5.7/10
Senior Film Conservator

A definitive 5.7/10 rating for a film that redefined the boundaries of cult cinema. Believe It or Not (Second Series) #12 remains a cornerstone of transgressive art.
Honestly? Only if you have a serious itch for historical oddities or you’re a complete sucker for pre-war travel footage. If you’re looking for a plot, you’re in the wrong place. This is basically just a narrated slideshow.
Robert Ripley isn't even here. It feels a bit like showing up to a party and realizing the host left a note saying “help yourself to the snacks” and then just vanished. Leo Donnelly does the talking, and he’s... fine, I guess. He has that clipped, authoritative voice that sounds like he’s trying to sell you a war bond or a new toaster.
The transition between locations is almost non-existent. One minute you’re looking at something supposedly strange in Luxembourg, and then—bam—you’re in Japan. It’s a bit jarring, like someone flicking through radio stations in a dark room.

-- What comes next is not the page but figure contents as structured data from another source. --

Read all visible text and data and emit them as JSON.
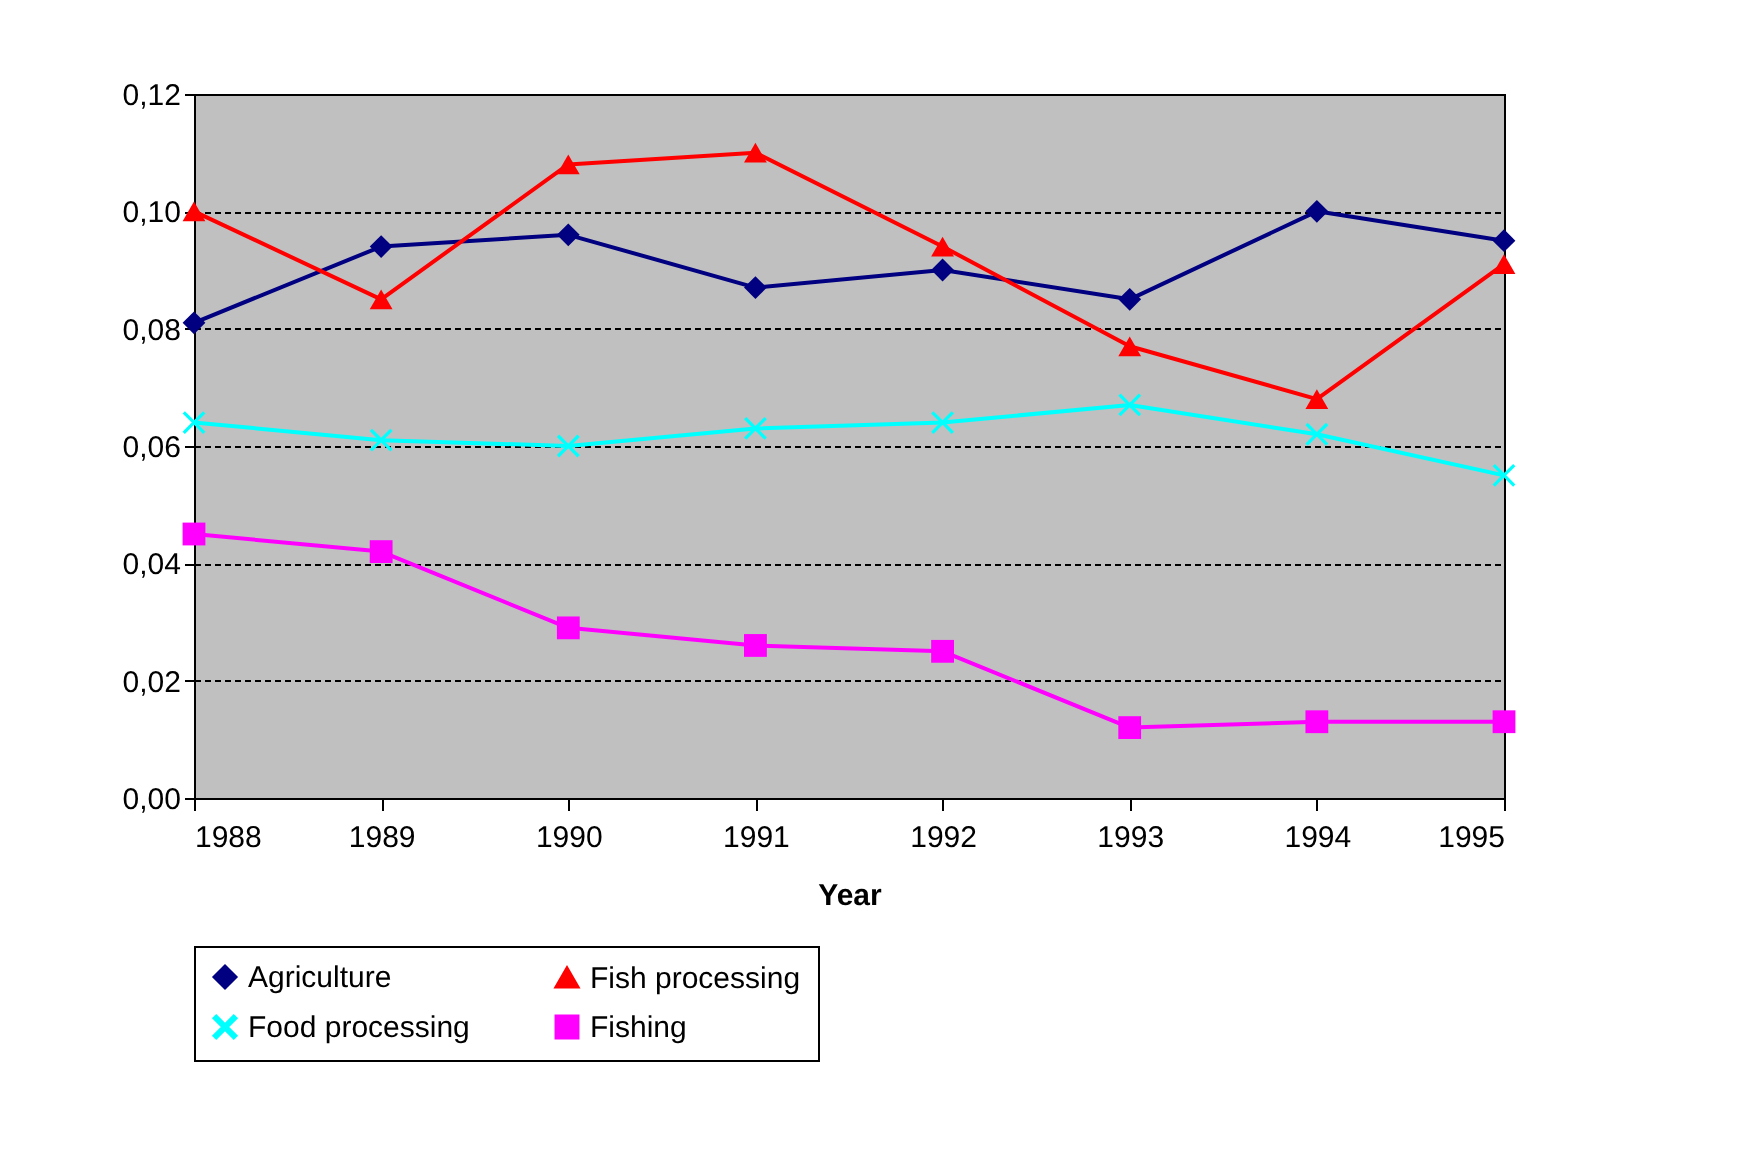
{
  "chart_data": {
    "type": "line",
    "xlabel": "Year",
    "categories": [
      "1988",
      "1989",
      "1990",
      "1991",
      "1992",
      "1993",
      "1994",
      "1995"
    ],
    "series": [
      {
        "name": "Agriculture",
        "color": "#000080",
        "marker": "diamond",
        "values": [
          0.081,
          0.094,
          0.096,
          0.087,
          0.09,
          0.085,
          0.1,
          0.095
        ]
      },
      {
        "name": "Fish processing",
        "color": "#ff0000",
        "marker": "triangle",
        "values": [
          0.1,
          0.085,
          0.108,
          0.11,
          0.094,
          0.077,
          0.068,
          0.091
        ]
      },
      {
        "name": "Food processing",
        "color": "#00ffff",
        "marker": "cross",
        "values": [
          0.064,
          0.061,
          0.06,
          0.063,
          0.064,
          0.067,
          0.062,
          0.055
        ]
      },
      {
        "name": "Fishing",
        "color": "#ff00ff",
        "marker": "square",
        "values": [
          0.045,
          0.042,
          0.029,
          0.026,
          0.025,
          0.012,
          0.013,
          0.013
        ]
      }
    ],
    "ylim": [
      0,
      0.12
    ],
    "yticks": [
      {
        "value": 0,
        "label": "0,00"
      },
      {
        "value": 0.02,
        "label": "0,02"
      },
      {
        "value": 0.04,
        "label": "0,04"
      },
      {
        "value": 0.06,
        "label": "0,06"
      },
      {
        "value": 0.08,
        "label": "0,08"
      },
      {
        "value": 0.1,
        "label": "0,10"
      },
      {
        "value": 0.12,
        "label": "0,12"
      }
    ],
    "grid": "y",
    "legend": "bottom",
    "line_style": "solid"
  }
}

There is a sequence involving a local craft that I’m fairly sure I’ve seen referenced in A Movie Mad Maid, or maybe I’m just hallucinating connections because the film is so thin. Some of the "oddities" are just people doing normal work, which is a bit of a letdown. But then again, maybe everything looked exotic in the 1930s if you didn't have the internet.
Watching this made me think of The Town Hall to-Night, mostly because both films feel like they belong in a time capsule that someone buried and then forgot to dig up. It’s not necessarily bad, just very detached. It’s like being shown a stranger’s vacation photos, except the stranger has been dead for eighty years.
Don’t go in expecting a cohesive experience. It’s just bits and pieces. It’s a fragment of a fragment. Sometimes that’s enough to keep you awake on a rainy Tuesday, and sometimes you’ll find yourself looking at your phone after five minutes. 🎞️
It’s not trying to be cinema. It’s just trying to be a report. And honestly? It succeeds at that, even if the report is a little bit boring.